Automatic windows.  Sounds crazy too, but my friend had her mechanism stop working and was paying to have it fixed.  Would I pay to have it fixed?  No!  I never use my windows.  Plot twist: I’ve found that I prefer it.  After going to the manual windows, I realized that the only time I ever seemed to open my windows was while the car was off and I was waiting for someone, usually resulting in turning the car on again just to open the window.

Carpet on the floor.  Why on earth would I spend money on a carpet for the floor that’s just going to get dirty?! Or worse, pay for carpet and then buy rubber mats?!  It has a great black vinyl flooring that literally wipes clean.  For anyone with OCD, I can’t tell you how wonderful it is, and I wish all cars had it.  Absolutely wonderful!

Leather seats.  They are just cloth seats.  They are easy to vacuum and look nice.  I don’t eat in my car, and I only drink water, so I don’t have to worry about stains.

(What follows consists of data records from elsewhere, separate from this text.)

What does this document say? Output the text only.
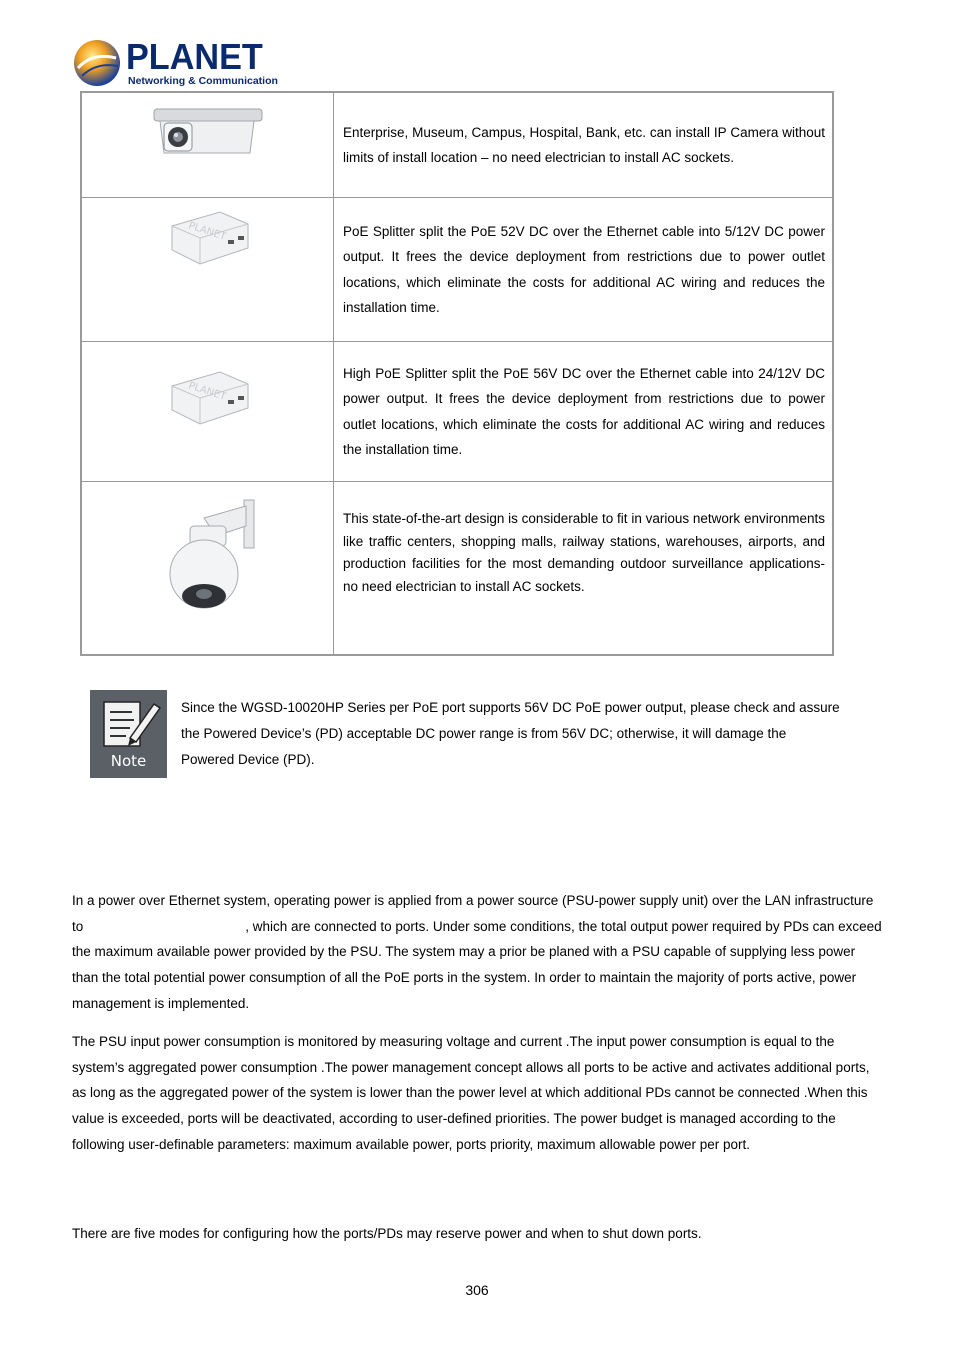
PLANET
Networking & Communication
Enterprise, Museum, Campus, Hospital, Bank, etc. can install IP Camera without limits of install location – no need electrician to install AC sockets.
PLANET	PoE Splitter split the PoE 52V DC over the Ethernet cable into 5/12V DC power output. It frees the device deployment from restrictions due to power outlet locations, which eliminate the costs for additional AC wiring and reduces the installation time.
PLANET
High PoE Splitter split the PoE 56V DC over the Ethernet cable into 24/12V DC power output. It frees the device deployment from restrictions due to power outlet locations, which eliminate the costs for additional AC wiring and reduces the installation time.
This state-of-the-art design is considerable to fit in various network environments like traffic centers, shopping malls, railway stations, warehouses, airports, and production facilities for the most demanding outdoor surveillance applications- no need electrician to install AC sockets.
Note
Since the WGSD-10020HP Series per PoE port supports 56V DC PoE power output, please check and assure the Powered Device’s (PD) acceptable DC power range is from 56V DC; otherwise, it will damage the Powered Device (PD).
In a power over Ethernet system, operating power is applied from a power source (PSU-power supply unit) over the LAN infrastructure to	, which are connected to ports. Under some conditions, the total output power required by PDs can exceed the maximum available power provided by the PSU. The system may a prior be planed with a PSU capable of supplying less power than the total potential power consumption of all the PoE ports in the system. In order to maintain the majority of ports active, power management is implemented.
The PSU input power consumption is monitored by measuring voltage and current .The input power consumption is equal to the system’s aggregated power consumption .The power management concept allows all ports to be active and activates additional ports, as long as the aggregated power of the system is lower than the power level at which additional PDs cannot be connected .When this value is exceeded, ports will be deactivated, according to user-defined priorities. The power budget is managed according to the following user-definable parameters: maximum available power, ports priority, maximum allowable power per port.
There are five modes for configuring how the ports/PDs may reserve power and when to shut down ports.
306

Seat warmers.  A devastating blow during Floridian winters.

A center console.  I chose a bench for the front seat since it’s more versatile and was significantly cheaper.  It folds over and has a simple cup holder on it.  The bottom seat does come up for a bit of storage, but I don’t carry much with me.

Full doors in the back.  Instead, I went for the SuperCab model with the half-doors.  I don’t often pick people up or drop people off, and don’t mind getting out of the car when I do.

Full seats in the back.  I opted for the bench instead of the seats, which I almost always keep folded up.  There is so much more room for transporting anything.  When I do need to fit people, three can fit safely on the bench, and smaller stuff can still fit under the bench.

A GPS system.  I purchased a phone mount and use my phone instead.

Bluetooth.  I opted for the standard radio and buttons.  I also bought an auxiliary cable so that I can still play the music through the car’s speakers.  Tech comes and goes, but they do have Bluetooth adapters if my phone does away with a headphone jack.

A USB port.  I purchased a smart port charger and it fits in the cigarette lighter.

Running boards.  I purchased stainless steel side step rails after-market.  I got them open-box for less than half of retail.

A cover for the bed.  I purchased the Tyger cover later.  It folds nicely and looks great.

A bed liner.  I plan to have one sprayed in since they are more durable, but I haven’t yet made the time to research.  There are some scratches in the bed, but overall I just try to be a bit more careful.

What does all this mean for you?

Don’t go out and buy an expensive new car/an F150!  (Well, at least not without careful thought and consideration to your own needs.)  I have no car advice to give.  I simply hope to give insight to how I decided on the things I really needed, how I addressed the things that the car was missing, and what was actually important to me when making this large purchase.

The most important point is to make sure that what you own and are spending money on is aligning with your values and meeting your needs in the most efficient way possible.  For me, a truck was the answer.

What do you think?  What car would you have recommended instead?